I’m not depressed today but I’m not exactly happy either cause I feel kind of crappy. Hard to be happy about that. I can smile though and laugh at things so that is definitely heading in the right direction.
I’m feeling so blah. My alarm went off in the middle of me watching TV. I set an alarm to write my blog everyday. I figure it will help.
I don’t really want to do anything. I don’t want to write. I don’t want to watch anymore TV. I just want to crawl into bed, I feel like complete garbage on top of being depressed.
Sometimes there might be a novella and sometimes it may just be a word or two but I will write every day again.
Blech. Least I accomplished something by doing it.
Do you think I should start posting daily again? I’m feeling torn on it. I miss it though a lot
It doesn’t feel natural though to be not posting every day. I don’t want to get out of the habit of it either. I need to fix my shit and get back to writing every day. I wasn’t going to post every day because I don’t always have something to say and I don’t want people to be bored but I am going to make sure I do it for myself.
My mood has been kind of middle of the road. I managed to make it being by myself until almost 10 o’clock last night though because hubby had a work dinner. So I think that I handled that pretty good. I didn’t crawl into bed and I didn’t break down into tears and was even encouraging about it. So good for me.

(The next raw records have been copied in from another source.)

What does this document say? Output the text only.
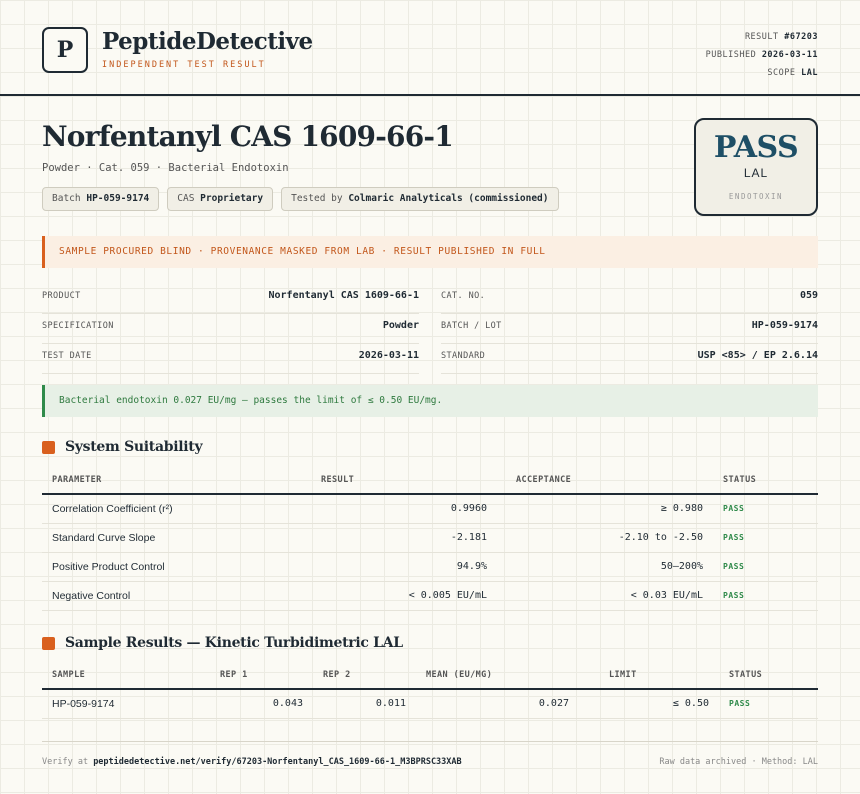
P	PeptideDetective
INDEPENDENT TEST RESULT
RESULT #67203
PUBLISHED 2026-03-11
SCOPE LAL
Norfentanyl CAS 1609-66-1
Powder · Cat. 059 · Bacterial Endotoxin
Batch HP-059-9174	CAS Proprietary	Tested by Colmaric Analyticals (commissioned)
PASS
LAL
ENDOTOXIN
SAMPLE PROCURED BLIND · PROVENANCE MASKED FROM LAB · RESULT PUBLISHED IN FULL
PRODUCT	Norfentanyl CAS 1609-66-1
SPECIFICATION	Powder
TEST DATE	2026-03-11
CAT. NO.	059
BATCH / LOT	HP-059-9174
STANDARD	USP <85> / EP 2.6.14
Bacterial endotoxin 0.027 EU/mg — passes the limit of ≤ 0.50 EU/mg.
System Suitability
PARAMETER	RESULT	ACCEPTANCE	STATUS
Correlation Coefficient (r²)	0.9960	≥ 0.980	PASS
Standard Curve Slope	-2.181	-2.10 to -2.50	PASS
Positive Product Control	94.9%	50–200%	PASS
Negative Control	< 0.005 EU/mL	< 0.03 EU/mL	PASS
Sample Results — Kinetic Turbidimetric LAL
SAMPLE	REP 1	REP 2	MEAN (EU/MG)	LIMIT	STATUS
HP-059-9174	0.043	0.011	0.027	≤ 0.50	PASS
Verify at peptidedetective.net/verify/67203-Norfentanyl_CAS_1609-66-1_M3BPRSC33XAB	Raw data archived · Method: LAL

It’s grey out today and it’s hard to be in a good mood when the world is cold and yucky. I’m trying though. Think I am going to do some housework or workout or something physical.
Tomorrow we move into our new house and we’ll be spending the next week unpacking and getting things set up.
I’ll have internet on Saturday so if I’m not completely exhausted I will try and post then but no promises.
Anyhow off to finish the last of the packing….. see you soon!